In 1992, Ms. Fernandez gained a Laurence Olivier Award, the British equal of a Tony, for greatest actress in a musical for her rendition of Carmen in “Carmen Jones.”
She married Andrew W. Smith, a baritone with the Metropolitan Opera in New York, in 2001 and moved to Lexington, the place he was directing the voice program at Kentucky State University. He died in 2018. Her first marriage resulted in divorce within the early Eighties.
Motivated to finish her training, Ms. Fernandez earned a bachelor’s diploma in voice from the University of Kentucky in 2007 and later a grasp’s diploma in training from Georgetown College in Georgetown, Ky. The grasp’s program ready her for her eventual work as a special-education teacher in a Lexington elementary college.

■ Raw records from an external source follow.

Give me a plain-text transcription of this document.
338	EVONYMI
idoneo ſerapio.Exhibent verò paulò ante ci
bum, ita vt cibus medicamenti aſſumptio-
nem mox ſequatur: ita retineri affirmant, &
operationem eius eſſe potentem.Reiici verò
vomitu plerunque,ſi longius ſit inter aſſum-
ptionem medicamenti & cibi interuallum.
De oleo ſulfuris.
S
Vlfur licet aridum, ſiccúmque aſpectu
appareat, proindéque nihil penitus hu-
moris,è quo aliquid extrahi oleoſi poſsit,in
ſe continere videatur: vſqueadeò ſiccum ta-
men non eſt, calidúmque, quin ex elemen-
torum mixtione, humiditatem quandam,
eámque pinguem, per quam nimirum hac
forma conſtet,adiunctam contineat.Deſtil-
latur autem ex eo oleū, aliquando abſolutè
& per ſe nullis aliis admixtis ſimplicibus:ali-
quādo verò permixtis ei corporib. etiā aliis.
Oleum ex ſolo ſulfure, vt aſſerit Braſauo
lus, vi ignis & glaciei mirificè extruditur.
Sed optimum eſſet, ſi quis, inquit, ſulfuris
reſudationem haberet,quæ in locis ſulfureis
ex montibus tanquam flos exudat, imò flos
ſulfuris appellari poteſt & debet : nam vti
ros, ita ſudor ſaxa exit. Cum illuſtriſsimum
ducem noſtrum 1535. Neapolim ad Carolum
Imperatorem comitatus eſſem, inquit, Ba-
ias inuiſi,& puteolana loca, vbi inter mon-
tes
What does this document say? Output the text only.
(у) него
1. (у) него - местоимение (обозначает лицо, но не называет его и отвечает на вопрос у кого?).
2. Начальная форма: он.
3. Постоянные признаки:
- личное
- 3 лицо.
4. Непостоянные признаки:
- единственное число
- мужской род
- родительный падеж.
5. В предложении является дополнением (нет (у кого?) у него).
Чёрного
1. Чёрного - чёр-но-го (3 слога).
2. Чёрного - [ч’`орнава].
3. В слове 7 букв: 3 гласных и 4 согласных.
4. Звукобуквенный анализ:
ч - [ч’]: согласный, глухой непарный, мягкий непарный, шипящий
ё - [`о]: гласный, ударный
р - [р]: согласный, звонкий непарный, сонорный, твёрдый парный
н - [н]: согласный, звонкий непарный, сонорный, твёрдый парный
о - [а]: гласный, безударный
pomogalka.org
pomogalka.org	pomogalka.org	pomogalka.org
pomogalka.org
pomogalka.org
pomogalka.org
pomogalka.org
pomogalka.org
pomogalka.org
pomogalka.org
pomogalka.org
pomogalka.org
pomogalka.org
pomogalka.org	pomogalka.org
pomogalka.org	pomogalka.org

Although she carved out a long-lasting place in cinema lore together with her function as a big-screen diva, Ms. Fernandez by no means tried to inhabit such a persona away from the stage, even when her film fame was contemporary.
She advised The Washington Post in 1982 that the movie “Diva” “opened up a special sort of world for me.”
“I’m being acknowledged on the road,” she mentioned, “and I simply completed a recording session. It appears I’m getting a bit extra consideration.”
Even so, on that scorching summer season day when she was being interviewed in her South Philadelphia residence, with youngsters exterior splashing in water gushing from open hearth hydrants, she mentioned: “This is my id. I don’t need to faux to be what I’m not.”